Este tipo de opção é, de acordo com Litosseliti (2013, p. 168), particularmente adequado para a etapa conclusiva de um estudo. Produz uma visão múltipla, plural sobre determinado assunto, numa etapa em que o investigador já trilhou um percurso consistente, pelo que estará mais apto a filtrar as dimensões verdadeiramente relevantes da evidência obtida e a descartar outras. No entanto, será importante contar com a hipótese de o grupo ter colectivamente uma resposta mais forte do que cada um dos elementos teria individualmente:

/…/ we re-specify the focus group127 as a locus of knowledge creation or

construction – rather than as a means of data collection – then the presence and

impact of the moderator (on the data) becomes more a matter of academic interest than a ‘concern’ that has to be acknowledged and ‘allowed for’. As mentioned above, it is assumed that the moderator is another participant whose presence, contributions, perceived background, etc. influence the group discussion128.

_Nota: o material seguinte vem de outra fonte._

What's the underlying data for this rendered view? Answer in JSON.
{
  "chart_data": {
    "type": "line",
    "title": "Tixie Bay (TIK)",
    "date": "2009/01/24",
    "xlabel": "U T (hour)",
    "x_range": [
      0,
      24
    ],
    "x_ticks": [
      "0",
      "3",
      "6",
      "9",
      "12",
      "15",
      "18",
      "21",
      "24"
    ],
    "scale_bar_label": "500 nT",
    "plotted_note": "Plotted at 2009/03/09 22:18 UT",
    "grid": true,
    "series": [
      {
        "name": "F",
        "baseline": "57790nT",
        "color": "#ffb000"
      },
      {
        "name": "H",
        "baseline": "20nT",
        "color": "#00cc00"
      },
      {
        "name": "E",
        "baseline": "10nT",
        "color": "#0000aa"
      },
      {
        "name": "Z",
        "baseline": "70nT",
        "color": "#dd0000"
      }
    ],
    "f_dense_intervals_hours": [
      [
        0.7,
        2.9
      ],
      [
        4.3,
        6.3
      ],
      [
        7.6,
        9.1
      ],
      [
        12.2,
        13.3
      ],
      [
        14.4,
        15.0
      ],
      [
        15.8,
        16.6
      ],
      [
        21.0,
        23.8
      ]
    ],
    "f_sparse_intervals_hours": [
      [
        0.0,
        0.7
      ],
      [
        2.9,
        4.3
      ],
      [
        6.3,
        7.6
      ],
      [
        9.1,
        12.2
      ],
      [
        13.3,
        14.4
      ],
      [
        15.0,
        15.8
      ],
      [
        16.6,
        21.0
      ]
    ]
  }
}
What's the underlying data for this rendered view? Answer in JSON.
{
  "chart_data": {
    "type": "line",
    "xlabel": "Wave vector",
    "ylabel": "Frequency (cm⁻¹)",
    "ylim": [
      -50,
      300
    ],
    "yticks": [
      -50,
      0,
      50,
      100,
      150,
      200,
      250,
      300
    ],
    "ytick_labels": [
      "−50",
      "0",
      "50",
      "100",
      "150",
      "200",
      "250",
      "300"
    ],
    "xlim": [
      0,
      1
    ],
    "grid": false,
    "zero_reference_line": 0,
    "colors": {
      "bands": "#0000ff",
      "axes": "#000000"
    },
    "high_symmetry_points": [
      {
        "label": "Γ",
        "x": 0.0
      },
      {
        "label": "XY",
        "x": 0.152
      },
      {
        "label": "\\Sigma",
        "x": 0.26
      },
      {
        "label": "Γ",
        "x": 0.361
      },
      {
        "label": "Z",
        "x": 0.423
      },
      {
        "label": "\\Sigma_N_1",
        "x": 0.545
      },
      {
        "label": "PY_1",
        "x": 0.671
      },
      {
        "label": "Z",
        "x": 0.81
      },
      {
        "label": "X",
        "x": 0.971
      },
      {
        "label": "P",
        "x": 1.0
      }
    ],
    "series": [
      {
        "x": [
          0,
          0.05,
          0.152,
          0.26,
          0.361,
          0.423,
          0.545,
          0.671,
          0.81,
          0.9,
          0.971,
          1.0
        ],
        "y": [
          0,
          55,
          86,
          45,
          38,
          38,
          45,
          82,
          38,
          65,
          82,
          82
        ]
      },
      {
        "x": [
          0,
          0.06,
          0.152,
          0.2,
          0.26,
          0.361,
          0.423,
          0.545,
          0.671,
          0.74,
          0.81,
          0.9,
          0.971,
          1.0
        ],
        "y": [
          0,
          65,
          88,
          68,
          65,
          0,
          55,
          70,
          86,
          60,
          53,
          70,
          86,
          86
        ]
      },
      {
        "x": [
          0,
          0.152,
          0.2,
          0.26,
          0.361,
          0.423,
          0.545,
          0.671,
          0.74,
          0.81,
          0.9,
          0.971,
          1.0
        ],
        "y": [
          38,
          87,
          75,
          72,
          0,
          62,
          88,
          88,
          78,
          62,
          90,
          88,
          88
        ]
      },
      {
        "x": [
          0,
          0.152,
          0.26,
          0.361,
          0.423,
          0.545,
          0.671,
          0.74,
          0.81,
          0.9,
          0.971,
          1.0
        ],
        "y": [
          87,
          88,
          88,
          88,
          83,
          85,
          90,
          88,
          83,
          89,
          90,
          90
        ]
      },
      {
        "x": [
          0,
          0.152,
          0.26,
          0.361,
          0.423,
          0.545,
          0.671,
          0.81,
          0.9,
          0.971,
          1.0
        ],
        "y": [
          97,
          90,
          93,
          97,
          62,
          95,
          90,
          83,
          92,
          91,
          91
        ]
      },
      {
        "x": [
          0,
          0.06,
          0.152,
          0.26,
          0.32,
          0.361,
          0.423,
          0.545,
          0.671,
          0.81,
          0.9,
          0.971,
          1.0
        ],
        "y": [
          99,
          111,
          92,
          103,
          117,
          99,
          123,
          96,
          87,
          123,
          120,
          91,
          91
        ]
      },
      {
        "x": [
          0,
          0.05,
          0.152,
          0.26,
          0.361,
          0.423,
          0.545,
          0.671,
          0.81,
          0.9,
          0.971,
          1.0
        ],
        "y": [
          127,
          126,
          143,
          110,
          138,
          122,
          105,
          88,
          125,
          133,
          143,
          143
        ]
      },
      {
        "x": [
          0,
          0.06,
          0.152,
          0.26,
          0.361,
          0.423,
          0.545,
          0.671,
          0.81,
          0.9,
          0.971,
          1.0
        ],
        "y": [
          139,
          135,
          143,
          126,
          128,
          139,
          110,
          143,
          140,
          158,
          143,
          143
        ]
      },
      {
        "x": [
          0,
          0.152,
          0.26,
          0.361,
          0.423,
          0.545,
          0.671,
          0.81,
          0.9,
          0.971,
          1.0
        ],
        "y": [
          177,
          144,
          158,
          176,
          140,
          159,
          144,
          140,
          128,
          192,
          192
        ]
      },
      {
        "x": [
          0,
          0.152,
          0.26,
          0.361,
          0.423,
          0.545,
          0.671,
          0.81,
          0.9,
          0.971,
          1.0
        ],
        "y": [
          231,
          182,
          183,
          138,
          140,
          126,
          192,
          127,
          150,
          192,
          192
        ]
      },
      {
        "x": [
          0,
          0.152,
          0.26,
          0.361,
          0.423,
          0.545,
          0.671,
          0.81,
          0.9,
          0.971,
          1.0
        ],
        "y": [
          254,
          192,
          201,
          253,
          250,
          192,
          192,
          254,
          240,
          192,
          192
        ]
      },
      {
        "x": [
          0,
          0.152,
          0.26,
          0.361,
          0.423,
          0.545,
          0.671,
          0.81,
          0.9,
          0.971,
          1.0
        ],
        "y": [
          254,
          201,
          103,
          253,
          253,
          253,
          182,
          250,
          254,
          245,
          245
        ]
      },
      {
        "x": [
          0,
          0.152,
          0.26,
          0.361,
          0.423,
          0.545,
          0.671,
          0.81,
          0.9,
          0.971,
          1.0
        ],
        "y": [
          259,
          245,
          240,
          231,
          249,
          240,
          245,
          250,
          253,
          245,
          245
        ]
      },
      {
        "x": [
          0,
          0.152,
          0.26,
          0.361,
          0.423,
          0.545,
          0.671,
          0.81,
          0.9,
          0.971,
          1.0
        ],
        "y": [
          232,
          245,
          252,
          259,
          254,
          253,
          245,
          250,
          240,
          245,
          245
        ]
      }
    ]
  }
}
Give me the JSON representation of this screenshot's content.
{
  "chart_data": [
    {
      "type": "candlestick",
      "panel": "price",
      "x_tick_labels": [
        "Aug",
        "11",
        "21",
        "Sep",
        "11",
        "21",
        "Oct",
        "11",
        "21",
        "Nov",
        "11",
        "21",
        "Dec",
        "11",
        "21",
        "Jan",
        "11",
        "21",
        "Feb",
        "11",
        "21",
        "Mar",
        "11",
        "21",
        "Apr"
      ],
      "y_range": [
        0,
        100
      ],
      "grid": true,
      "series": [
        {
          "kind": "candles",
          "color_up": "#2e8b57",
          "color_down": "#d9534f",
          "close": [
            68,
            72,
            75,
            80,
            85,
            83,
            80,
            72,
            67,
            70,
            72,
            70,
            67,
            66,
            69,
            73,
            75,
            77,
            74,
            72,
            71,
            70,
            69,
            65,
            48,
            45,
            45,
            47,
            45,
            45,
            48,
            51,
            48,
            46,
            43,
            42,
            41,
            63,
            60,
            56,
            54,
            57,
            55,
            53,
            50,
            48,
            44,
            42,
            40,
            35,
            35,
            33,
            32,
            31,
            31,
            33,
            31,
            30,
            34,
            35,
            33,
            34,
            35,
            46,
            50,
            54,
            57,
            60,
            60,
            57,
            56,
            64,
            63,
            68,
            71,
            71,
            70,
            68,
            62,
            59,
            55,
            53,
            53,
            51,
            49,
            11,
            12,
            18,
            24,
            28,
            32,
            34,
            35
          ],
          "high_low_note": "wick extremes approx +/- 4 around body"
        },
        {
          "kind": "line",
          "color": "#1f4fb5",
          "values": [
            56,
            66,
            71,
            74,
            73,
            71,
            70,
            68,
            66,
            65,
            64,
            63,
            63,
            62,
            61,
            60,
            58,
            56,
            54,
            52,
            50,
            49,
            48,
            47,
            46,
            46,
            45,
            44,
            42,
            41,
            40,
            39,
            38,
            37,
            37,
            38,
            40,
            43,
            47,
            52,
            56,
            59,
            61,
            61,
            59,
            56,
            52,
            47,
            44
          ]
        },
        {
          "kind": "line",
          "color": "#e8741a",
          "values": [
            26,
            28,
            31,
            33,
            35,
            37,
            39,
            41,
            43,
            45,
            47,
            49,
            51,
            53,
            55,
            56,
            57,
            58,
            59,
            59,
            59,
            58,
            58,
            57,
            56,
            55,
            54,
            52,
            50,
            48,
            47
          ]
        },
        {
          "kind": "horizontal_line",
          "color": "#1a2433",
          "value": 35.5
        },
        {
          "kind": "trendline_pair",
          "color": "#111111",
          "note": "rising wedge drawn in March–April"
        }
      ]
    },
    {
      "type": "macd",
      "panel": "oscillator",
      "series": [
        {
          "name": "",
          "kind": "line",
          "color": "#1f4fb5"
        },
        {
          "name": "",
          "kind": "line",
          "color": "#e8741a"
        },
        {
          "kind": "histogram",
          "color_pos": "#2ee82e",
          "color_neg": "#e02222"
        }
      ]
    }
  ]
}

Subscrevemos o entendimento da investigadora, razão pela qual o recurso ao focus group é apenas concretizado na etapa de validação da definição de blended learning. Revemo-nos em absoluto na ideia de que este procedimento se constitui mais como um locus de construção e criação de conhecimento, do que propriamente um meio de recolha de evidência.

Em suma, em função do exposto, consideramos que entrevista e texto de especialidade constituem dois ambientes discursivos distintos e complementares para o trabalho do terminológo, razão pela qual serão dois instrumentos de recolha de evidências a incluir no desenho de uma metodologia conceptual.